Hogsback on great fibs

QUIZ time: who said “a lie told often enough becomes the truth”? If your answer was Vladimir Lenin then you know three things: a bit about history, a bit about the future, and a lot about the policies of anti-coal crusaders.

Tim Treadgold

All three facts came together seamlessly this week as New South Wales headed towards its state election on Saturday.

In one of the most astonishing examples of trying to manufacture the truth by saying something often, the NSW Greens claimed that closing the state’s seven coal-fired power stations would cut power bills and create jobs.

Perhaps even more astonishing than the claim itself was that some media outlets simply reported what was said without asking a critical question: how?

Hogsback does not plan to attack his colleagues in other media outlets but it was staggering that the Greens were able to make the claims they did and no one seems to have tested the questions of costs, both capital and operating, who pays and how much they pay.

All that the voters of NSW were told is that “large amounts” of money would be needed to make this miracle happen.

Sorry, but that has to be the most outrageous comment yet made in the campaign against coal and the attempt to change the way the world works because of a political belief that comes straight from Vlad Lenin’s 1917 handbook titled, How to Fool Most of the People Most of the Time.

Well, the co-founder of Russia’s communist party never actually wrote a book with that title but since one side of this argument is stretching the truth, why can’t Hogsback?

What’s needed in this game of misinformation is someone who can look at a claim and dig into the detail to see if it has a kernel of truth, which is what ought to have been done with the Green comments about shutting coal-fired power stations and cutting power bills – in exchange for “a large amount” of money.

The only detail in the Green policy was a claim that 73,000 jobs would be created for people working in the wind, solar, biological and geothermal power industries, and that 1000 coal-station jobs would be lost.

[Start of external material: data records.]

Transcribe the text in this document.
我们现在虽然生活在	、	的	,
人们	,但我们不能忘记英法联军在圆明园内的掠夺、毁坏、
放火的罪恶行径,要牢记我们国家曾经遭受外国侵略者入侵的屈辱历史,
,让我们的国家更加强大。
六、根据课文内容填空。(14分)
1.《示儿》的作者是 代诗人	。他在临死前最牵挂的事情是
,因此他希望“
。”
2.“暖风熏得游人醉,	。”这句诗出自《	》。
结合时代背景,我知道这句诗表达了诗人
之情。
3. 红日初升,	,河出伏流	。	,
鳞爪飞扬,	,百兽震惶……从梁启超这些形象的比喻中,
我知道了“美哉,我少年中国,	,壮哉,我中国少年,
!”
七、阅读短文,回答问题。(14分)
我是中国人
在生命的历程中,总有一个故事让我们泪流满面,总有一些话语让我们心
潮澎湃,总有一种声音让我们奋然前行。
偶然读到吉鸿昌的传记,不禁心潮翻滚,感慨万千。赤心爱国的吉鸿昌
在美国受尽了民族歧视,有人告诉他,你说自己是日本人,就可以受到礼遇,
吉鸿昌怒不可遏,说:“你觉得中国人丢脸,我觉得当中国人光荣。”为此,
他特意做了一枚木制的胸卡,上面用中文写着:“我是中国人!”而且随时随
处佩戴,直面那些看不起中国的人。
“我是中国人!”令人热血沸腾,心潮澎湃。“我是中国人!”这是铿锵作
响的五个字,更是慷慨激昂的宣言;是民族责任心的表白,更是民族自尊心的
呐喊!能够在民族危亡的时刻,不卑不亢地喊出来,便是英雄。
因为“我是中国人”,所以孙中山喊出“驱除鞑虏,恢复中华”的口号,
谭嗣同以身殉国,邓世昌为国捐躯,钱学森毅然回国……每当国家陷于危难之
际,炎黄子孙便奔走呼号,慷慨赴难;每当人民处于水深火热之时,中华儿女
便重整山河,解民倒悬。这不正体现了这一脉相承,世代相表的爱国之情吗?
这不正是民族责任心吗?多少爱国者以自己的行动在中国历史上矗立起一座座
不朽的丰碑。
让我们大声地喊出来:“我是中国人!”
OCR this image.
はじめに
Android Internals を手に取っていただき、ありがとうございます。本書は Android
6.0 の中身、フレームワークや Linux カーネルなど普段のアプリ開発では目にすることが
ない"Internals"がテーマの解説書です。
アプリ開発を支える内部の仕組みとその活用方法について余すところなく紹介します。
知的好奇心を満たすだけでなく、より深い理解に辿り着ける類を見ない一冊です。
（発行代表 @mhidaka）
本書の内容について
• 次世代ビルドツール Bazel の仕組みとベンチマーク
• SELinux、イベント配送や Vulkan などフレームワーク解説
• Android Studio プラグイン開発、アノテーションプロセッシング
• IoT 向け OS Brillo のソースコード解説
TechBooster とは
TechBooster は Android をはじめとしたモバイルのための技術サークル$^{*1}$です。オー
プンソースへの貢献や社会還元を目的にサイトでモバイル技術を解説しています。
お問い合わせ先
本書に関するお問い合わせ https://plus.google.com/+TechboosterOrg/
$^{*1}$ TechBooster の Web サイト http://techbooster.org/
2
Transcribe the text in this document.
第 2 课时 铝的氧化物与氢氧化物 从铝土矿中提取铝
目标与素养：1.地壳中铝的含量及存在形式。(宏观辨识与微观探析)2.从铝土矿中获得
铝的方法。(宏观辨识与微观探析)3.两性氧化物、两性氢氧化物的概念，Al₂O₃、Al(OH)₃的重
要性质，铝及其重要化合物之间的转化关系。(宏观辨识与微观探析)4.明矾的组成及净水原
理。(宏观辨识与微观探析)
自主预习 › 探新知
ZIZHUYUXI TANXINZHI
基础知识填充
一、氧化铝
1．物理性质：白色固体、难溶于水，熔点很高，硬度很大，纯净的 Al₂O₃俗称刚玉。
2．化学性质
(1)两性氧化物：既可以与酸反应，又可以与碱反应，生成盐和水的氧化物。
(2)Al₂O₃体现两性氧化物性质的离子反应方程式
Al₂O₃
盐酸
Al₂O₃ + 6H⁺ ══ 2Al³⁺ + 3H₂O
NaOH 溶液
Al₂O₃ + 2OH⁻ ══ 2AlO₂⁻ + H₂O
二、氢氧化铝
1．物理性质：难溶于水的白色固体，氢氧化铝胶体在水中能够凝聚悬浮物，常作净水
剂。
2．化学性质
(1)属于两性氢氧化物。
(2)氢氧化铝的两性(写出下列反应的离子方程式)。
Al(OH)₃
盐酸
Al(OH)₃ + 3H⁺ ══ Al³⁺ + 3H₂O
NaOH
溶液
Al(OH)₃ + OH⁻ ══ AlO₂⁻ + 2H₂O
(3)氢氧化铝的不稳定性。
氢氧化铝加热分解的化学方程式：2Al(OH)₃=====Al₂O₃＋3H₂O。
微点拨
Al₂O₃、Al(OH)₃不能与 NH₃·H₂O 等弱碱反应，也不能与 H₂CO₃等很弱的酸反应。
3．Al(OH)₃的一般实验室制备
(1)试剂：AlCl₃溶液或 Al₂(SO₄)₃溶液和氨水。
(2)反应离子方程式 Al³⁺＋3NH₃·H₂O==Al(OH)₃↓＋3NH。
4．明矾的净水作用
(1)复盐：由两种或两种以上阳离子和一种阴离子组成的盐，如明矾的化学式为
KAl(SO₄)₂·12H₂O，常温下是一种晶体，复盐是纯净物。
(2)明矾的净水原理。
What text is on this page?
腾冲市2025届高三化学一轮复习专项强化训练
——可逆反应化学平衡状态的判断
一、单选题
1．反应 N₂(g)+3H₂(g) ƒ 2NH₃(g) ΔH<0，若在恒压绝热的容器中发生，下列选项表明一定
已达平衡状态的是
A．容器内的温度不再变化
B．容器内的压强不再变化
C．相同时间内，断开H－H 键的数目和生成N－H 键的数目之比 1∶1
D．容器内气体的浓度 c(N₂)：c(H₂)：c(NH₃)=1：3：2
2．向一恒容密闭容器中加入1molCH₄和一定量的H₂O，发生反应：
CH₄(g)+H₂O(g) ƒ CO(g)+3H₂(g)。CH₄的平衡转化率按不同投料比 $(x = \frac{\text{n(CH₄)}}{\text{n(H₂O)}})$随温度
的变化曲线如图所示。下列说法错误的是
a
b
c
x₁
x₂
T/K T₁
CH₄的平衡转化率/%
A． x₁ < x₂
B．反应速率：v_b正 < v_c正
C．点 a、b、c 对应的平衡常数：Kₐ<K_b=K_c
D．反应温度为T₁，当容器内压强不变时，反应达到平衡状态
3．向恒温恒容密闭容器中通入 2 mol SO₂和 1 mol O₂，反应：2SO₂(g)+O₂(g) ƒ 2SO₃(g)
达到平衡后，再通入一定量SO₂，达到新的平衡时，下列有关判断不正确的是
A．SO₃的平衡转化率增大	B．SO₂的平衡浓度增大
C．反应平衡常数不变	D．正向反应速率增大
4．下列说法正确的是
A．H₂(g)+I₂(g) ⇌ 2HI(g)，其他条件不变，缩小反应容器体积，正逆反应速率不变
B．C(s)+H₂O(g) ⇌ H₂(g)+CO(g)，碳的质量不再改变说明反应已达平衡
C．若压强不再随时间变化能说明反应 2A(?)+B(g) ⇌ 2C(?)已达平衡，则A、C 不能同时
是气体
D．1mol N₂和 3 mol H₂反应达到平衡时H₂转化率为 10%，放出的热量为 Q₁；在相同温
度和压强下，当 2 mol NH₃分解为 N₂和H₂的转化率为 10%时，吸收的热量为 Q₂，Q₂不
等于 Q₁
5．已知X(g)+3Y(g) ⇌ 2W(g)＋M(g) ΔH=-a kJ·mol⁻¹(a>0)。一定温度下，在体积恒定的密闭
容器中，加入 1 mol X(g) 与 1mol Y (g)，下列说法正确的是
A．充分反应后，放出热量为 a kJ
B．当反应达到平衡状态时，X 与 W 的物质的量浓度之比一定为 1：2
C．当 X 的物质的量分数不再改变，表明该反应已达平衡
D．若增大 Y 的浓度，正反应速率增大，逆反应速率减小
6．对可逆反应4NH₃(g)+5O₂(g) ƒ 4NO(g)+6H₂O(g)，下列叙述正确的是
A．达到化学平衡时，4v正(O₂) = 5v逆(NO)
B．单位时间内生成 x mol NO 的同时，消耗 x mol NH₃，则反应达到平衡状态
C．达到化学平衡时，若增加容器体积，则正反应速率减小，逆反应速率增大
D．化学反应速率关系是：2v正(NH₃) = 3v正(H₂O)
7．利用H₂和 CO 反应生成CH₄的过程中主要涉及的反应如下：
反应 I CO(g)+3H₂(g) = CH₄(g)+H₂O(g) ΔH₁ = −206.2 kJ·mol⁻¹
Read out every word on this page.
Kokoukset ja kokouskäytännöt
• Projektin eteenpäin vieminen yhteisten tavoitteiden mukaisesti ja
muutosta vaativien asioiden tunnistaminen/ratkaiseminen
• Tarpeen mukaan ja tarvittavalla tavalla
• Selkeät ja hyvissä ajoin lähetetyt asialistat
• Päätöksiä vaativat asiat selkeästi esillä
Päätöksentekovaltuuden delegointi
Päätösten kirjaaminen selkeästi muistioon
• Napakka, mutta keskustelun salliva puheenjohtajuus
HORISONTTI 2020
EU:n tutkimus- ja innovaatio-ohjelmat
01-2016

Cuts to emissions would include the elimination of 63 million tonnes a year of carbon dioxide.

The alternative to this policy plucked from cloud nine was that to do nothing would see power bills soar.

Not said was that any increase in power bills from the do-nothing option would largely be caused by the introduction of the proposed government carbon tax, whereas a genuine do-nothing option without a carbon tax would see no more than the steady rise in power bills that have been a fact of life for decades.

But the biggest holes in this latest attack on coal are the ones the critics simply cannot answer. The following questions must be put to them repeatedly or else they will get away with the Lenin approach to truth management:

  • Do any alternative sources of power generation provide sufficient electricity to meet the demands of industrial consumers, apart from nuclear?
  • Do all (or any) of the proposed alternative power systems actually work as promised?
  • What is the capital cost of building wind farms and other alternative energy systems and where will they be located?
  • What are the operating costs of the alternatives?

These are questions which the Greens shy away from because they know that the answers are so damaging to their cause, and expose the lie behind what they’re claiming.

The truth is that no alternative power systems can meet industrial demand, which means that a wholesale closure of coal power stations and a switch to other sources would see the end of large-scale manufacturing in NSW.

But before getting that far, there is the unavoidable fact that none of the alternatives actually work as promised and if they did, they would cost much more than coal power.

All we know is that “large amounts” of capital would be required (without saying who provides it) and no estimate is provided on what it would do to household power bills (skyrocket is the answer to that one).

Why coal has to cop this sort of nonsense is a mystery, but at some point the Greens must be asked for the detail of what they’re proposing and who pays.